Page:Dick - Les pirates du golfe St-Laurent, 1906.djvu/81

La bibliothèque libre.
Cette page a été validée par deux contributeurs.

Tout étant ainsi ordonné, on leva l’ancre et le « Vengeur », tout son canevas de toile au vent, tourna le cap au sud et prit sa course vers la côte occidentale de Terre-Neuve.

Il était jour depuis longtemps et une jolie brise de vent d’ouest rafraîchissait agréablement l’atmosphère toute ensoleillée.

Les rives de la grande île, qui, comme une énorme sentinelle, garde l’entrée du golfe Saint-Laurent, se profilaient, sur le bleu-sombre de l’horizon méridional, avec une crudité vaporeuse et semblaient fumer au soleil matinal pour se débarrasser des rosées nocturnes.

Les marins du « Vengeur », les yeux fixés sur ce panorama magique qui se magnifiait à mesure qu’avançait leur vaisseau, pouvaient à peine se défendre d’éprouver l’illusion que c’était le paysage terreneuvien qui venait à eux, et non eux qui allaient à lui.

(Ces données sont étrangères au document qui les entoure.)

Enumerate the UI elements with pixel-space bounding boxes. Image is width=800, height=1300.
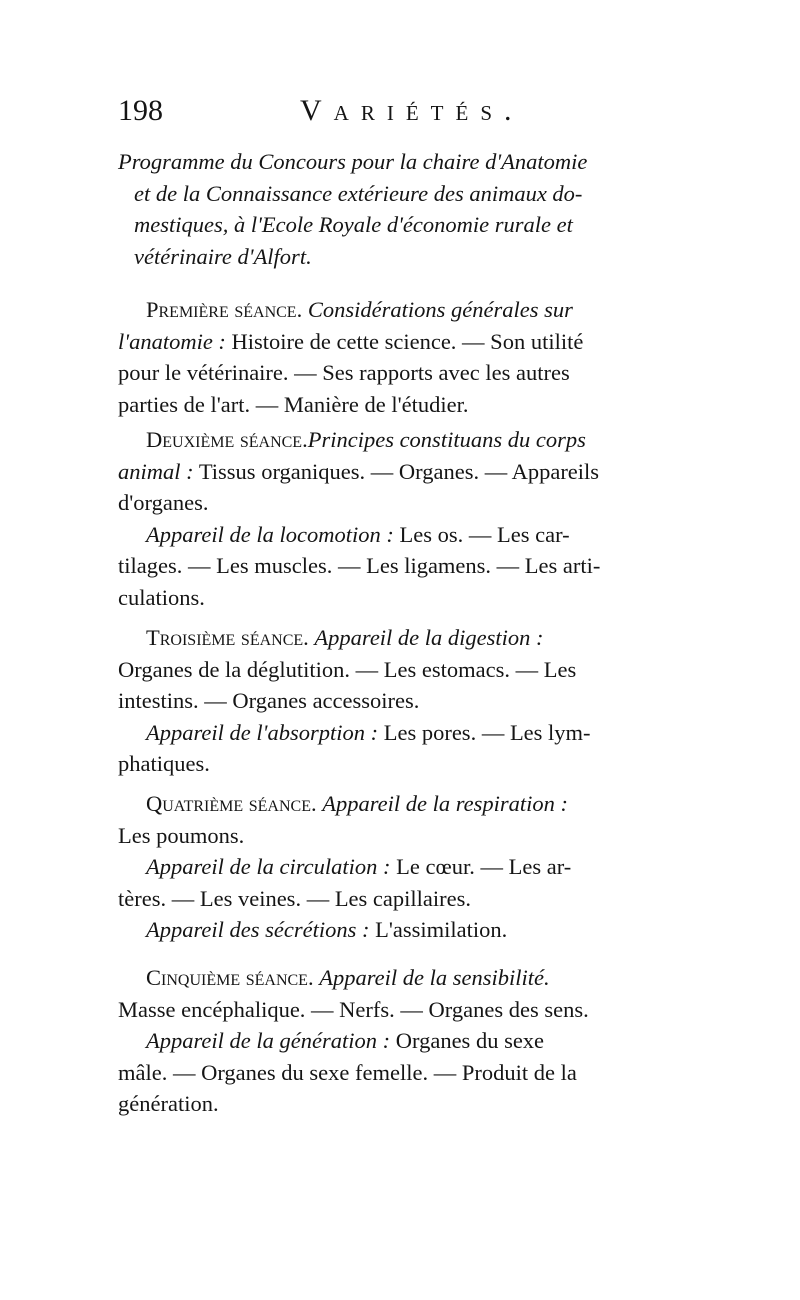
session-subject: animal :	[118, 458, 194, 484]
title-line: vétérinaire d'Alfort.	[134, 243, 312, 269]
body-text: L'assimilation.	[369, 917, 508, 942]
session-subject: Appareil de la respiration :	[322, 791, 569, 816]
title-line: Programme du Concours pour la chaire d'Anatomie	[118, 149, 588, 174]
body-text: phatiques.	[118, 751, 210, 776]
session-subject: Appareil de la digestion :	[314, 625, 544, 650]
body-text: tères. — Les veines. — Les capillaires.	[118, 885, 472, 911]
section-subject: Appareil de la génération :	[146, 1028, 391, 1053]
section-subject: Appareil des sécrétions :	[146, 917, 370, 942]
session-subject: Appareil de la sensibilité.	[319, 965, 550, 990]
session-subject: Considérations générales sur	[307, 297, 573, 322]
session-4	[118, 788, 678, 946]
body-text: tilages. — Les muscles. — Les ligamens. — Les arti-	[118, 553, 601, 578]
body-text: Masse encéphalique. — Nerfs. — Organes des sens.	[118, 996, 589, 1022]
session-3	[118, 622, 678, 780]
title-line: mestiques, à l'Ecole Royale d'économie rurale et	[134, 212, 573, 237]
body-text: culations.	[118, 584, 205, 610]
session-heading: Cinquième séance.	[146, 965, 314, 990]
session-subject: Principes constituans du corps	[307, 427, 586, 452]
body-text: Histoire de cette science. — Son utilité	[225, 328, 584, 354]
body-text: Les os. — Les car-	[393, 521, 570, 547]
section-subject: Appareil de la locomotion :	[146, 521, 394, 547]
body-text: mâle. — Organes du sexe femelle. — Produit de la	[118, 1059, 577, 1085]
session-2	[118, 424, 678, 613]
running-title: Variétés.	[300, 94, 524, 127]
section-subject: Appareil de la circulation :	[146, 854, 391, 879]
section-subject: Appareil de l'absorption :	[146, 719, 379, 745]
body-text: pour le vétérinaire. — Ses rapports avec les autres	[118, 360, 570, 385]
page-header	[118, 94, 678, 134]
session-heading: Troisième séance.	[146, 625, 309, 650]
body-text: Les pores. — Les lym-	[378, 719, 591, 745]
body-text: Les poumons.	[118, 822, 245, 848]
session-heading: Deuxième séance.	[146, 427, 308, 452]
title-line: et de la Connaissance extérieure des animaux do-	[134, 180, 583, 206]
body-text: génération.	[118, 1091, 219, 1116]
body-text: d'organes.	[118, 490, 209, 515]
session-heading: Première séance.	[146, 297, 303, 322]
page-number: 198	[118, 94, 163, 127]
programme-title	[118, 146, 678, 272]
body-text: Organes du sexe	[390, 1028, 545, 1053]
body-text: Tissus organiques. — Organes. — Appareils	[193, 458, 600, 484]
session-subject: l'anatomie :	[118, 328, 226, 354]
body-text: Organes de la déglutition. — Les estomacs. — Les	[118, 656, 577, 682]
session-1	[118, 294, 678, 420]
body-text: parties de l'art. — Manière de l'étudier.	[118, 391, 469, 417]
body-text: intestins. — Organes accessoires.	[118, 688, 420, 713]
session-heading: Quatrième séance.	[146, 791, 317, 816]
session-5	[118, 962, 678, 1120]
body-text: Le cœur. — Les ar-	[390, 854, 572, 879]
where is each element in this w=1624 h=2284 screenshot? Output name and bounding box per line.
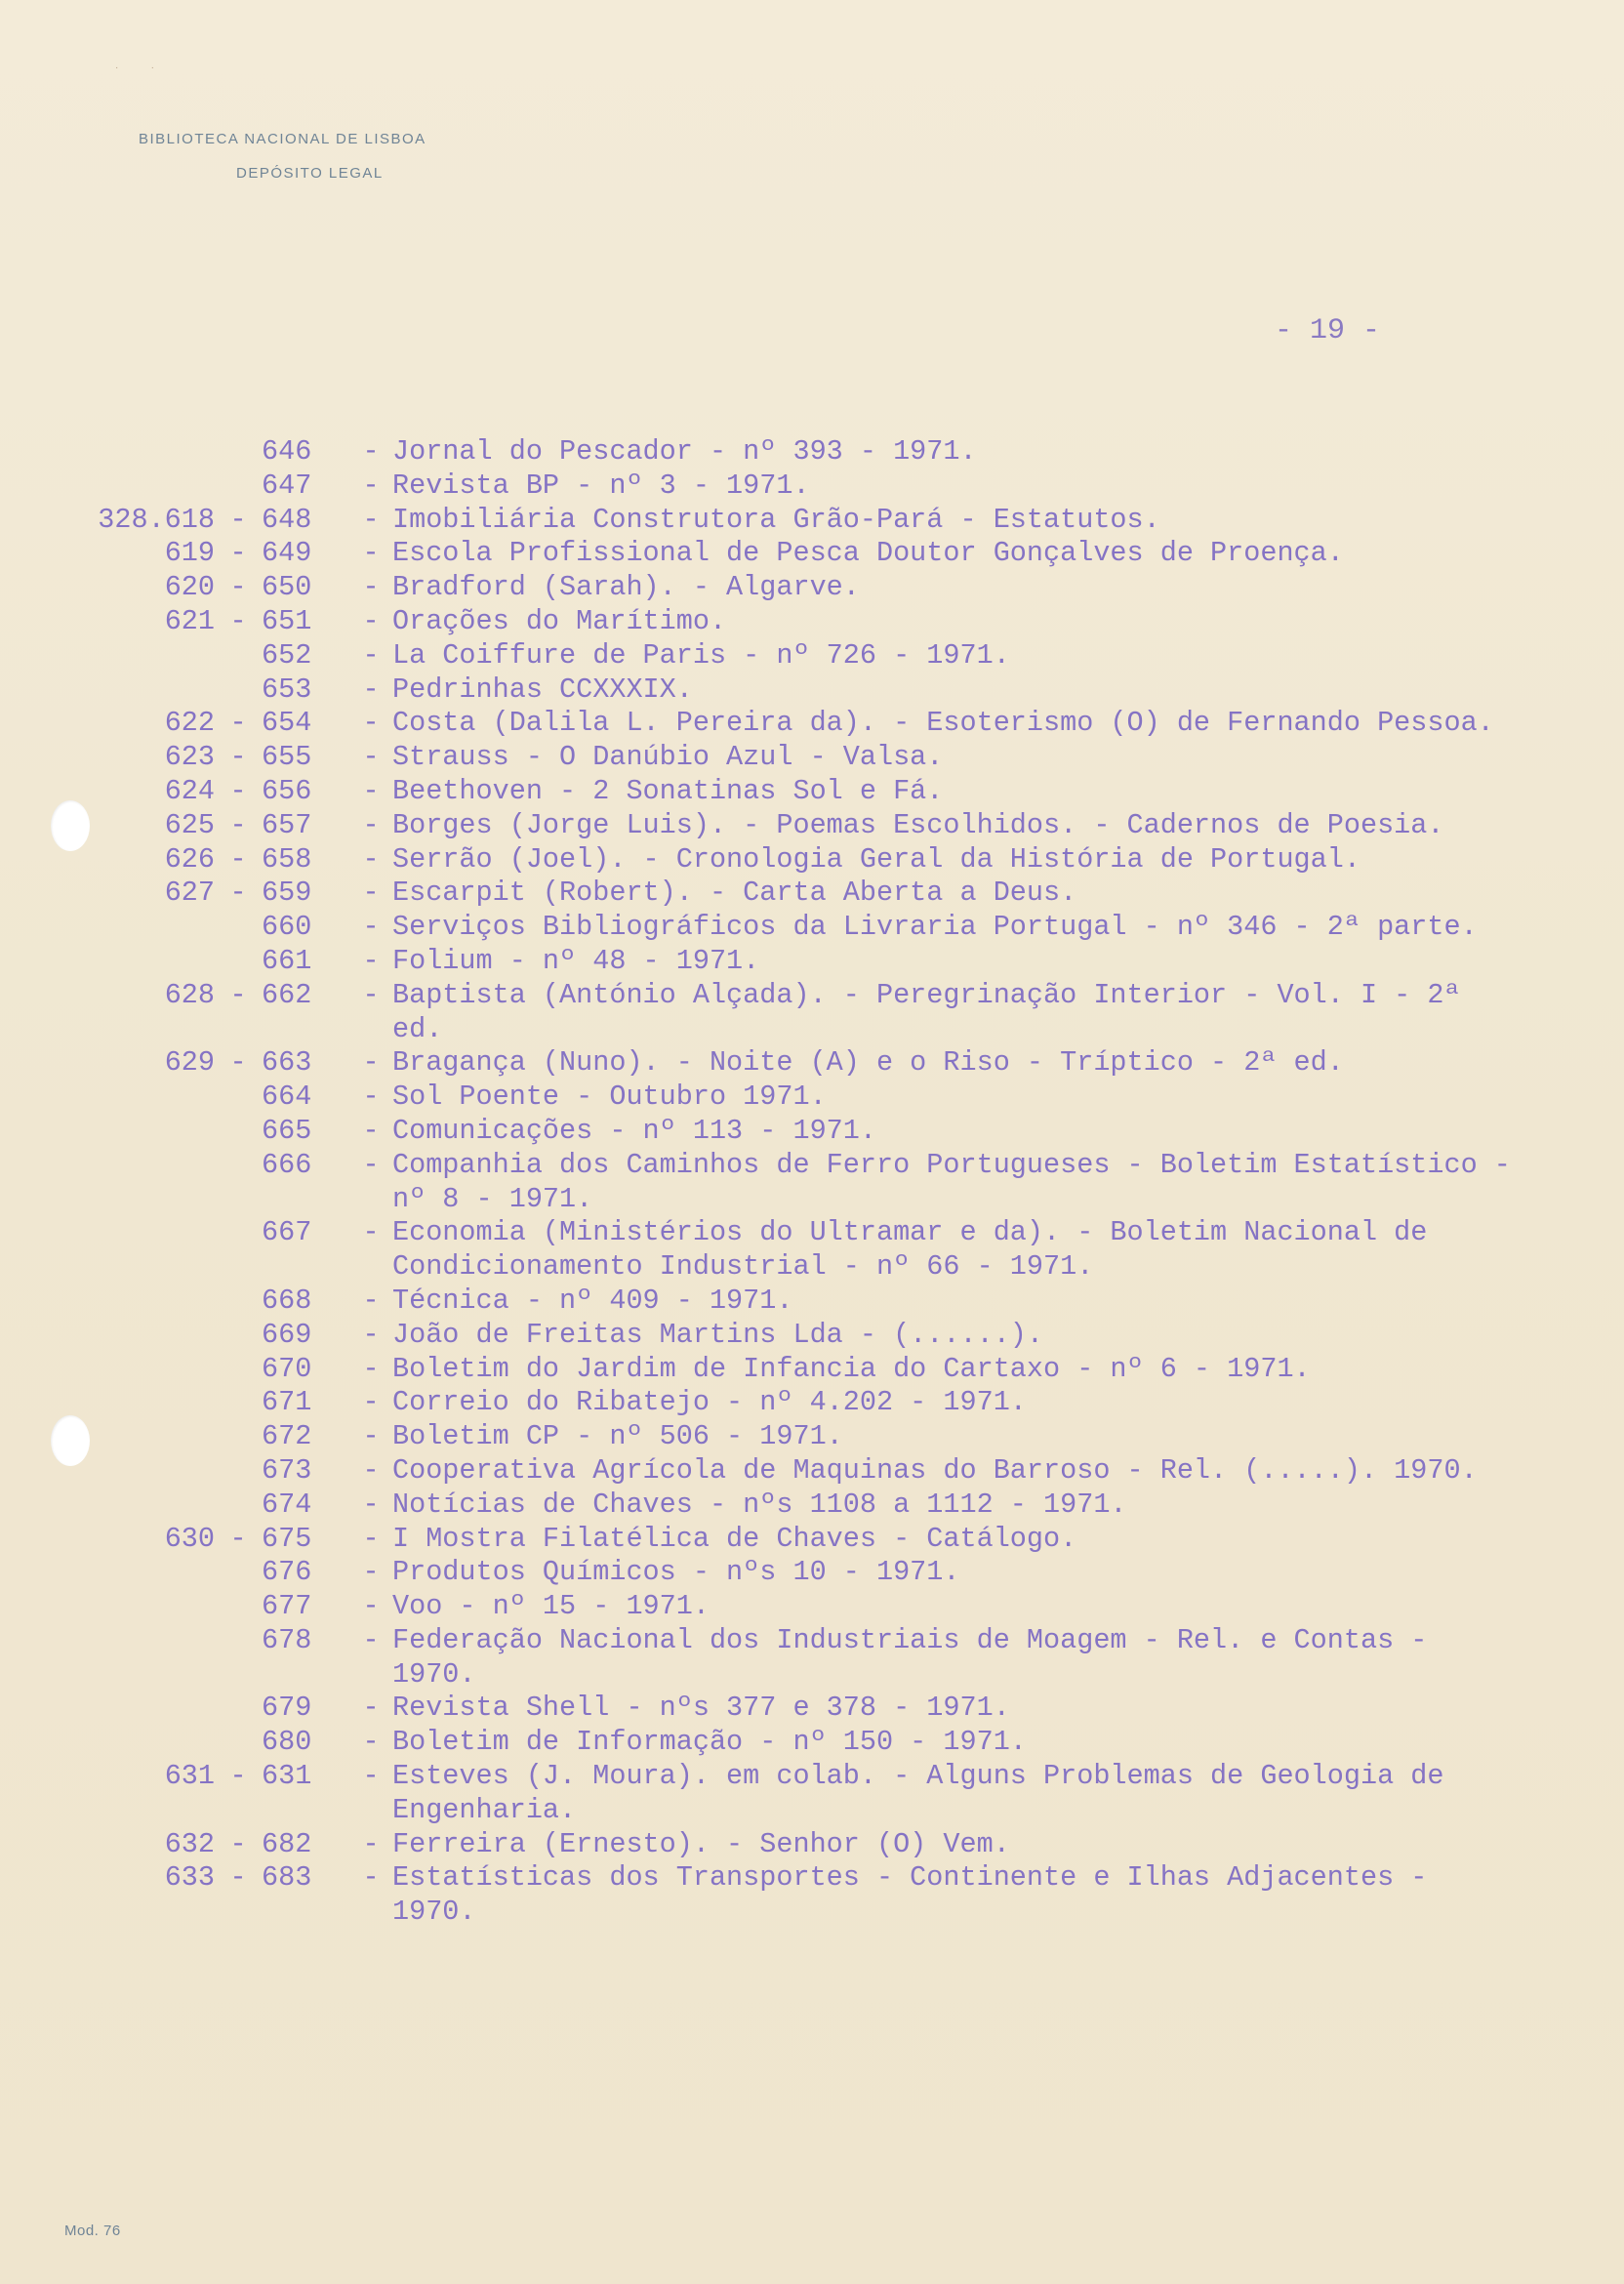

Cette sorte d’illusion visuelle est fréquente, et il suffit, pour en éprouver la curieuse impression, de s’isoler du véhicule qui nous transporte et de ne concentrer son regard que sur le but à atteindre.

Cependant le yacht filait toujours…

Après deux heures de course, avait parcouru vingt-cinq milles, et les côtes occidentales de Terre-Neuve apparaissaient dans toute leur sauvage majesté, hérissées de caps rougeâtres et dentelées de baies capricieuses.

Droit en face de la proue du « Vengeur » s’ouvrait la baie d’ « Ingrenachaig », dont la rive septentrionale est elle-même échancrée par trois petites baies secondaires.

Le yacht s’y engouffra et fendit les eaux calmes de ce bras de mer, jusqu’au delà de la pointe « Naunders », d’où l’on put voir le fond de la baie, absolument vierge de tout vaisseau d’un certain tonnage.

Il n’y avait plus qu’à virer de bord et à gagner le golfe.

C’est ce qui fut fait sans une minute de retard.

Le cap fut mis sur le « Grand-Mécatina », qui dresse ses hauts mornes sous la même longitude que Kécarpoui, mais plusieurs milles en amont, si l’on tient compte de la direction oblique du fleuve par rapport au méridien de la Terre.